The industry doesn't have a standard for that yet. If your buyer needs that distinction drawn, draw it clearly. They'll respect you for it.
This resembles the trust decision in SAML federation: you're relying on the IdP's assertion that the user is who they claim to be, backed by contractual and operational commitments, not by your ability to independently verify the IdP's authentication mechanism in real time. The analogy holds well. The difference is maturity — in federation, the trust framework is decades old and the audit mechanisms are well-understood. In AI data retention, the trust framework is still forming.
Section recap:
- Zero-data-retention: Major providers offer contractual no-training and reduced-retention commitments for commercial customers. These are real but not independently verifiable at the technical level. The authentication context (enterprise vs. personal login) determines which data handling rules apply. The gap between contractual and technically verifiable ZDR is an open problem the industry hasn't solved.
When you'll need this
The buyer question that triggers this conversation is some version of: "If we deploy this, what happens to our data?" The answer depends on which vector they're worried about, and most buyers are conflating all three.

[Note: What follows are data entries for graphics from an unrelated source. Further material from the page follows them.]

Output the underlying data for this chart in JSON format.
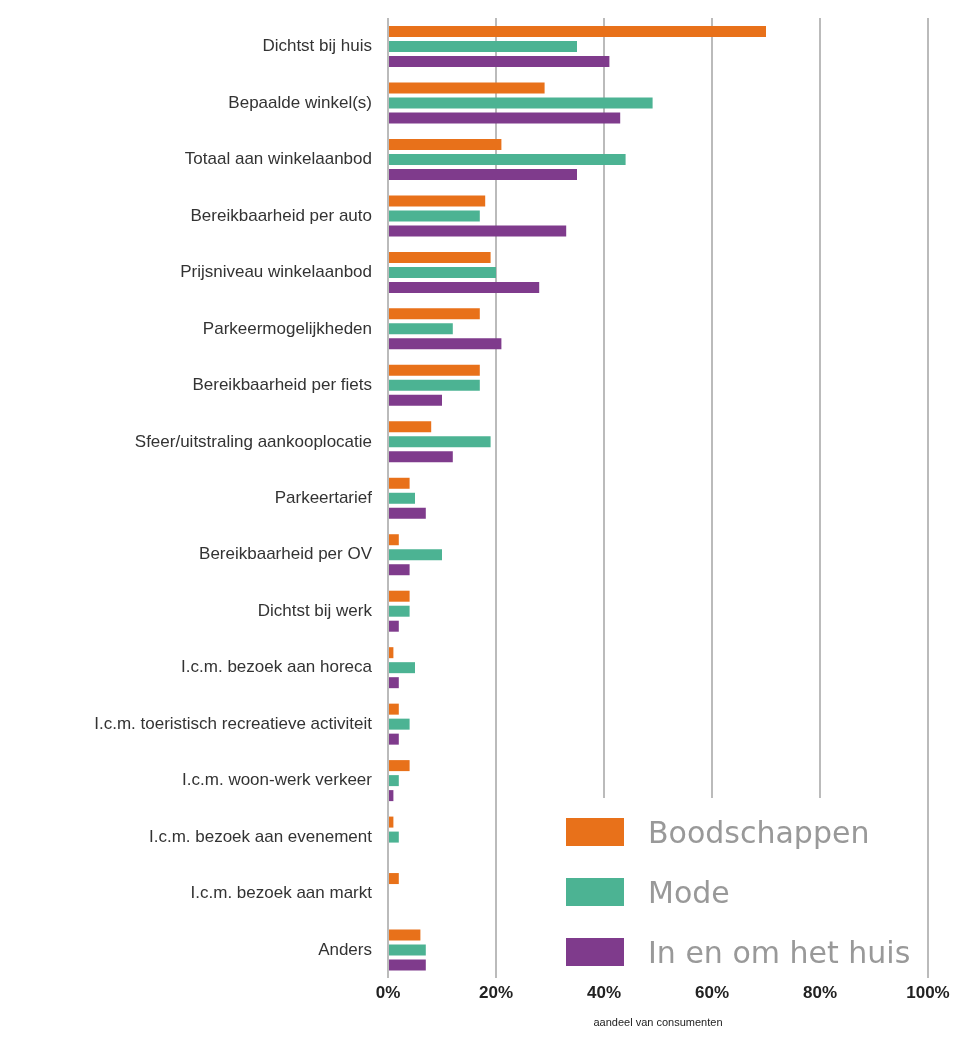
{
  "chart_data": {
    "type": "bar",
    "orientation": "horizontal",
    "xlabel": "aandeel van consumenten",
    "categories": [
      "Dichtst bij huis",
      "Bepaalde winkel(s)",
      "Totaal aan winkelaanbod",
      "Bereikbaarheid per auto",
      "Prijsniveau winkelaanbod",
      "Parkeermogelijkheden",
      "Bereikbaarheid per fiets",
      "Sfeer/uitstraling aankooplocatie",
      "Parkeertarief",
      "Bereikbaarheid per OV",
      "Dichtst bij werk",
      "I.c.m. bezoek aan horeca",
      "I.c.m. toeristisch recreatieve activiteit",
      "I.c.m. woon-werk verkeer",
      "I.c.m. bezoek aan evenement",
      "I.c.m. bezoek aan markt",
      "Anders"
    ],
    "series": [
      {
        "name": "Boodschappen",
        "color": "#e8711a",
        "values": [
          70,
          29,
          21,
          18,
          19,
          17,
          17,
          8,
          4,
          2,
          4,
          1,
          2,
          4,
          1,
          2,
          6
        ]
      },
      {
        "name": "Mode",
        "color": "#4cb393",
        "values": [
          35,
          49,
          44,
          17,
          20,
          12,
          17,
          19,
          5,
          10,
          4,
          5,
          4,
          2,
          2,
          0,
          7
        ]
      },
      {
        "name": "In en om het huis",
        "color": "#7f3b8c",
        "values": [
          41,
          43,
          35,
          33,
          28,
          21,
          10,
          12,
          7,
          4,
          2,
          2,
          2,
          1,
          0,
          0,
          7
        ]
      }
    ],
    "xlim": [
      0,
      100
    ],
    "xticks": [
      {
        "value": 0,
        "label": "0%"
      },
      {
        "value": 20,
        "label": "20%"
      },
      {
        "value": 40,
        "label": "40%"
      },
      {
        "value": 60,
        "label": "60%"
      },
      {
        "value": 80,
        "label": "80%"
      },
      {
        "value": 100,
        "label": "100%"
      }
    ],
    "grid": "x",
    "legend": "bottom right"
  }
}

If they're worried about their data ending up in a future model version, the answer is contractual. Commercial API terms from major providers prohibit training use, and ZDR options exist for retention. Push them to verify which tier of service they're actually on and whether ZDR is enabled, not just available.
If they're worried about runtime data exfiltration, the answer is architectural. Least-privilege access for the model, prompt-boundary DLP that inspects both inputs and outputs, runtime monitoring that can detect anomalous data flows. Your identity and access management expertise translates most directly here.
If they're worried about training data memorization in a model they're fine-tuning, or a model trained on data they can't fully account for, the honest answer is that access controls don't solve this. Data sanitization before training reduces the risk. Differential privacy techniques during training reduce it further. But once data is in the weights, it's in the weights. The control lives upstream of deployment.
Sensitive Information Disclosure jumped to #2 because organizations are encountering all three vectors simultaneously. The tools they built for the first twenty years of data protection address the middle one. Your job in the conversation is to help the buyer see all three clearly enough to ask for the right controls.
Things to follow up on...
- Traditional DLP's blind spot: AI-aware DLP requires semantic classification and prompt inspection that legacy file-scanning tools were never built for, and one illustrative walkthrough shows how 12 patient records can leave an organization with every DLP check passing green.
- Agentic data propagation risk: As LLM agents chain tool calls across planning, research, and reporting steps, sensitive data accumulates at each hop at machine speed, creating uninspected data flows that prompt-boundary DLP hasn't caught up to yet.
- Bug bounties without CVEs: Anthropic, Google, and Microsoft have all paid bug bounties for prompt injection exploits without issuing formal CVEs, which means traditional vulnerability tracking understates the real-world frequency of these attacks.
- FedRAMP AI prioritization criteria: GSA announced in August 2025 that FedRAMP will prioritize authorization of AI-based cloud services meeting enterprise-grade SSO, SCIM provisioning, and guaranteed data separation requirements, directly linking identity controls to AI procurement eligibility.